Dinshaw, Carolyn. 2001. “Got Medieval?” in Journal of the History of Sexuality 10:2 pp.202-212
This, and next week’s article, appear to come out of a conference session inspired by Dinshaw’s book Getting Medieval: Sexualities and Communities, Pre- and Postmodern. Which I have not yet covered. In general, this article is meta-commentary on the topics of the book, rather than discussing new data or interpretations.
Dinshaw discusses the context in which she wrote the book, including as a response to John Boswell’s Christianity, Social Tolerance, and Homosexuality in conversation with Michel Foucault’s History of Sexuality. A central theme is the search for an “affective connection” with history, not necessarily a mimetic identification.
In this paper, Dinshaw addresses three questions about queer history and community raised in the papers of the session. [The paper appears to be something of a cumulative response presented at the end of the session--a not uncommon format for such conferences.] 1. How do you write about the daily lives of women in history without erasing their particularity in the construction of a unified Other? 2. If queer historians are identifying and constructing a queer community across time, who gets to be in that community and who decides? 3. Where can this historic queer community be identified and “how can its power be unleashed?”
In addressing these questions of queer identity and community throughout the past, Dinshaw notes conflicting positions, interpretations, and evidence. Foucult tended to view queer men in the past as isolated and connected only by their exclusion. Boswell, in contrast, believed he had found positive, self-aware communities. But so much of this prominent theorizing was founded exclusively on male lives and male experience. What about the lives of medieval nuns that illustrate loving erotically-tinged relationships that were integrated with their religious communities?

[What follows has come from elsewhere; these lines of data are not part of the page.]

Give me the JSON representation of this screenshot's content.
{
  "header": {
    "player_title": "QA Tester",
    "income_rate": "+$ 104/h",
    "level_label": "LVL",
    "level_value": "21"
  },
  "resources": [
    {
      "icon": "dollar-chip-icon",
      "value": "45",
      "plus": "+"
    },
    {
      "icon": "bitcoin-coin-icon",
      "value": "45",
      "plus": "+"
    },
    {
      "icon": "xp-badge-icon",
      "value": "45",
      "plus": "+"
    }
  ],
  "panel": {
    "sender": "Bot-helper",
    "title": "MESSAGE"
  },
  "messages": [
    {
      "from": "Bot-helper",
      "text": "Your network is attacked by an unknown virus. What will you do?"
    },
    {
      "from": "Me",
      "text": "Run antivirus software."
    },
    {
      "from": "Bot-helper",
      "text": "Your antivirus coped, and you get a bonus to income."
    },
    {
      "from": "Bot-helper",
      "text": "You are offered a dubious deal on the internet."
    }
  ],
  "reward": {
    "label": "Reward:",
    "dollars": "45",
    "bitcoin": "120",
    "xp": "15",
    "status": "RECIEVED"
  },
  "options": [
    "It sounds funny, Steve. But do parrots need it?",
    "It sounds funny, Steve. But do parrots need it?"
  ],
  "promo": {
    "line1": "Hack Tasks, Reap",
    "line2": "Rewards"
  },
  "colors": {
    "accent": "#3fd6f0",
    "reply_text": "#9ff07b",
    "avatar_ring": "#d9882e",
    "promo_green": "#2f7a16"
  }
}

And what counts as “queer” once the concept expands from same-sex relationships? Who--or what--is queer in the context of queer history? (This ties in with Hollywood’s 2001 discussion of normative versus “natural” in the definition of queerness.)
The last part of Dinshaw’s essay is something of a call to action in how to use the concept of queer history and queer community across history as a force for developing a self-image that goes beyond the history of oppression and persecution.
As I say, meta-commentary, but interesting to see the discussion among those who are producing the literature I review here.